R&B IS NOT DEAD AMONGST HOWARD STUDENTS

CULTURE | OCT. 2, 2023

Image created by Sabreen Dawud

By Micah Watkins

British R&B singer and songwriter, Cleo Sol, released her third solo studio album, “Heaven” on Sept. 15 and another project titled “Gold” on Sept. 29 and Howard students are loving the positive vibrations of Sol’s music. 

With her use of piano melodies and jazz compositions, Sol has created an R&B classic that touches the hearts of her listeners.

“‘Heaven’ honestly speaks to women who are truly healing. It speaks to women who are trying to figure out where their place is on earth while also trying to fit into the image that God has destined them to be within too,” shared Gia Rhone, a junior education major.

According to Jennifer L. Fink, a health journalist and expert, music moves us in different ways. In an article published for Pfizer, Fink said music “increases blood flow to brain regions that generate and control emotions”.  

Trinity Webster-Bass, a junior journalism major, loves how Sol sings about positive topics, which is different from the norm. 

“I think what’s so powerful about Cleo Sol’s ‘Heaven’ and her music [unconventional topics]. We listen to a lot of music that’s not always fulfilling. Sex, drugs, money, murder. These are heavy things to listen to all the time and have sitting in your spirit,” Webster-Bass added. “Cleo Sol has reignited the rebirth of healing music and what it means to create wholesome music that challenges us to look inwardly,”

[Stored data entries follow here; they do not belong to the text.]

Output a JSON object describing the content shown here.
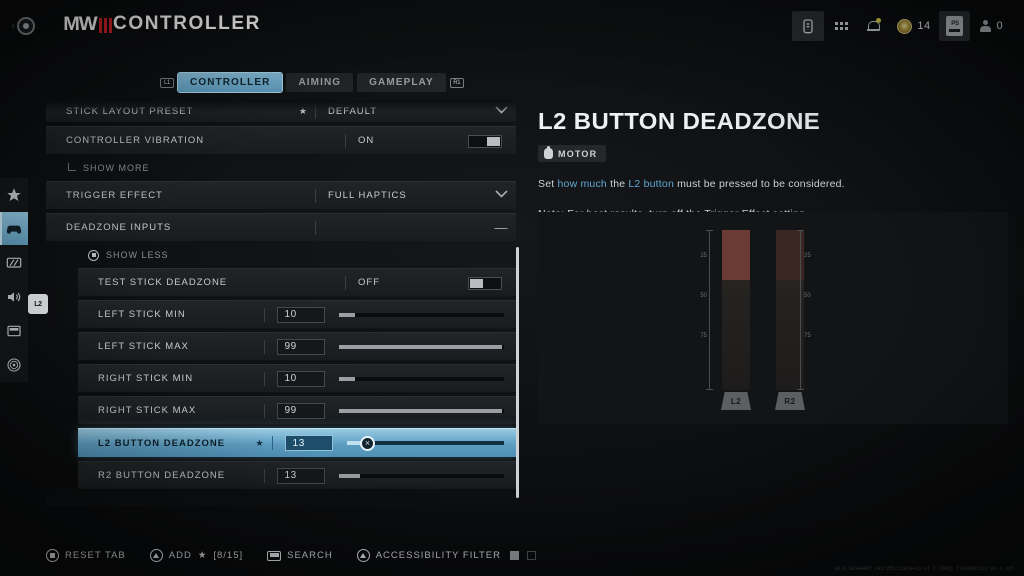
{
  "header": {
    "back_chevron": "‹",
    "logo_word": "MW",
    "title": "CONTROLLER",
    "hud": {
      "battery_icon": "battery-icon",
      "apps_icon": "apps-grid-icon",
      "notifications_icon": "bell-icon",
      "currency_icon": "coin-icon",
      "currency_value": "14",
      "platform_card_label": "PS",
      "party_icon": "party-icon",
      "party_value": "0"
    }
  },
  "rail": {
    "items": [
      {
        "name": "favorites",
        "icon": "star-icon",
        "active": false
      },
      {
        "name": "controller",
        "icon": "gamepad-icon",
        "active": true
      },
      {
        "name": "graphics",
        "icon": "monitor-icon",
        "active": false
      },
      {
        "name": "audio",
        "icon": "speaker-icon",
        "active": false
      },
      {
        "name": "interface",
        "icon": "interface-icon",
        "active": false
      },
      {
        "name": "accessibility",
        "icon": "accessibility-icon",
        "active": false
      }
    ],
    "badge_label": "L2"
  },
  "tabs": {
    "left_bumper": "L1",
    "right_bumper": "R1",
    "items": [
      {
        "label": "CONTROLLER",
        "active": true
      },
      {
        "label": "AIMING",
        "active": false
      },
      {
        "label": "GAMEPLAY",
        "active": false
      }
    ]
  },
  "settings": {
    "stick_layout_preset": {
      "label": "STICK LAYOUT PRESET",
      "value": "DEFAULT",
      "star": "★",
      "control": "dropdown"
    },
    "controller_vibration": {
      "label": "CONTROLLER VIBRATION",
      "value": "ON",
      "control": "toggle",
      "toggle_state": "on"
    },
    "show_more": {
      "label": "SHOW MORE"
    },
    "trigger_effect": {
      "label": "TRIGGER EFFECT",
      "value": "FULL HAPTICS",
      "control": "dropdown"
    },
    "deadzone_inputs": {
      "label": "DEADZONE INPUTS",
      "value": "",
      "control": "collapse",
      "collapse_glyph": "—"
    },
    "show_less": {
      "label": "SHOW LESS"
    },
    "sub_rows": [
      {
        "label": "TEST STICK DEADZONE",
        "value": "OFF",
        "control": "toggle",
        "toggle_state": "off",
        "star": false,
        "selected": false
      },
      {
        "label": "LEFT STICK MIN",
        "value": "10",
        "control": "slider",
        "percent": 10,
        "star": false,
        "selected": false
      },
      {
        "label": "LEFT STICK MAX",
        "value": "99",
        "control": "slider",
        "percent": 99,
        "star": false,
        "selected": false
      },
      {
        "label": "RIGHT STICK MIN",
        "value": "10",
        "control": "slider",
        "percent": 10,
        "star": false,
        "selected": false
      },
      {
        "label": "RIGHT STICK MAX",
        "value": "99",
        "control": "slider",
        "percent": 99,
        "star": false,
        "selected": false
      },
      {
        "label": "L2 BUTTON DEADZONE",
        "value": "13",
        "control": "slider",
        "percent": 13,
        "star": true,
        "star_glyph": "★",
        "selected": true
      },
      {
        "label": "R2 BUTTON DEADZONE",
        "value": "13",
        "control": "slider",
        "percent": 13,
        "star": false,
        "selected": false
      }
    ]
  },
  "panel": {
    "title": "L2 BUTTON DEADZONE",
    "badge": {
      "icon": "motor-icon",
      "label": "MOTOR"
    },
    "description": {
      "part1": "Set ",
      "hl1": "how much",
      "part2": " the ",
      "hl2": "L2 button",
      "part3": " must be pressed to be considered."
    },
    "note": "Note: For best results, turn off the Trigger Effect setting.",
    "preview": {
      "meters": [
        {
          "label": "L2",
          "deadzone_percent": 13,
          "active": true
        },
        {
          "label": "R2",
          "deadzone_percent": 13,
          "active": false
        }
      ],
      "ticks": [
        "25",
        "50",
        "75"
      ]
    }
  },
  "bottom_bar": {
    "reset_tab": {
      "label": "RESET TAB",
      "button": "circle-button-icon"
    },
    "add_favorite": {
      "label_pre": "ADD",
      "star": "★",
      "count": "[8/15]",
      "button": "triangle-button-icon"
    },
    "search": {
      "label": "SEARCH",
      "button": "touchpad-icon"
    },
    "accessibility_filter": {
      "label": "ACCESSIBILITY FILTER",
      "button": "triangle-button-icon"
    }
  },
  "build_string": "18.0.10144407 (42:255:11014+11:A) T [605] T1696691502 p4.C un5"
}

Sol occupies a very rarified space in the music industry in both the U.K. and U.S. scenes. Her newest album “Heaven”—similar to her previous ones,  “Rose in the Dark” and "Mother”— dramatizes the changes that come with enduring love, motherhood, platonic relationships, and fidelity. Each song is a short story with a heightened sense of the course of spiritual self work.

“This album is the soundtrack of my life right now. I’m personally in one of those really transformational seasons right now and I was actually writing in my journal the other day that ‘Heaven’ and the timing of it felt kind of like a gift of confirmation to go ahead and flip the page,” said Wisdom Baker, a senior public relations major. 

Sol preaches prophetic advice throughout the albums while calling on a higher power in moments of inner dialogue. She also repeats reminders throughout the entire body of work. The most prominent message is that “loving yourself is free.”— a statement that acts as a form of salvation for listeners. Her balladry is very simple, but somehow encompasses personal and communal healing.  

Ellington Bocage, a recent Howard alumna, describes the album as “neo-soulful, soothing, very encouraging to the present self and inner child, meant for the independently minded trying to hold their own”.

“It feels like listening to your mother, older sister, or older self singing to you. Feels like a hug. But that’s just Cleo Sol forreal. Personally it hit me at a time where i’m singing every song to myself. Perfect timing,” Bocage expressed..

Sol’s new projects are available on streaming platforms.